Speed Up Codec Model Inference
Made slightly changes for the dependency util func mask_sequence_tensor. We observed at least 3x speedup. This change is cherry-picked from the part of PR https://github.com/NVIDIA/NeMo/pull/12617
Lhotse Shar v2
Three scripts were added to preprocess NeMo manifests and convert them into Lhotse Shars (cuts/audio/codes). This new version reduced significantly computation overheads by using rank balanced workloading and writing independently. This process involves four main steps.
-
Extend Manifests with Context Audio (on GPU nodes): Enhance the NeMo manifests by adding context audio information.
- The old recipe saved individual speaker embedding files and load again to compute speaker similarity. It is not computation scaling-up friendly.
- This new recipe runs speaker embedding extraction on the fly and applies
torch.matmulto compute similarity matrix. It recursively find the next best context audio if the 1-best candidate does not survive, resulting in preserving more data records. - Scaling up computation friendly without access IPC cost. It pre-allocates a distinct subset of speaker records to each GPU rank in consideration of rank workload balance by using greedy bin-packing strategy. Tried round-robin but not ideal for this task.
- Buffered writing manifest only when the buffer is filled.
-
Create Lhotse Shards (on CPU nodes): Convert the extended NeMo manifests into Lhotse shards.
- Processes a chunk of manifest entries, loads audio, and writes corresponding single shard files for cuts, target audio, and context audio.
- Designed to be run in a parallel worker process.
- Loads and writes audio iteratively to save memory.
-
Extend Shards with Audio Codes (on GPU nodes): Process the Lhotse shards to extract and include audio codes (audio codec extraction).
- pre-allocate Lhotse shards to each rank, and each rank process and write independently.
- Pre-allocate padded audio tensors instead of run for..loop of torch.func.pad
- avoided running zero pads 4x times that was observed in old recipe where first padding to the multiples of samples per frame, second padding to the max len of audio, and both padding were applied inside the codec inference again.

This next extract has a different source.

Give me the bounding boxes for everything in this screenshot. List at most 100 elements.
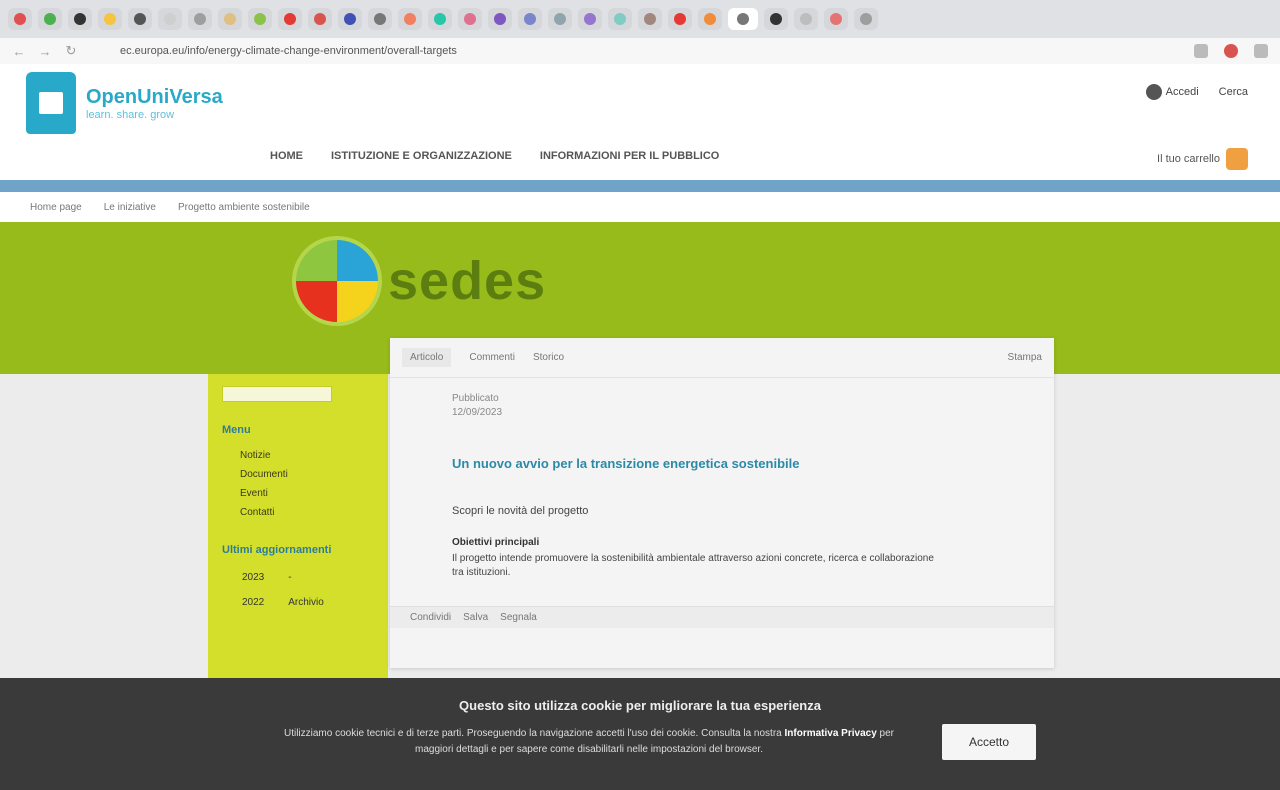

Note: (for internal users) each python script is wrapped as a slurm job sub file that can process multiple datasets at once. Refer this link for details.
part of the code has been reviewed by @pzelasko offline. Piotr, could you pls review the scripts again if you have time?
Can we close #13548?
Can we close #13548?
Yes, we can close that. It is no longer needed.
@XuesongYang please merge main into this branch again to resolve some issues with getting the CI to run
Looks good to me. We can add the above PR description to a README.
This is a heavy lift, nice work, @XuesongYang !
@XuesongYang please merge main into this branch again to resolve some issues with getting the CI to run
sorry not catch what you suggested. Our code branch magpietts_2503 is far behind the latest main branch. Rebasing to the latest main will be risky for our experiments for now.
Looks good to me. We can add the above PR description to a README.
yeah, will do.
Looks good to me. We can add the above PR description to a README.
@paarthneekhara I just added the README file. Please have a look.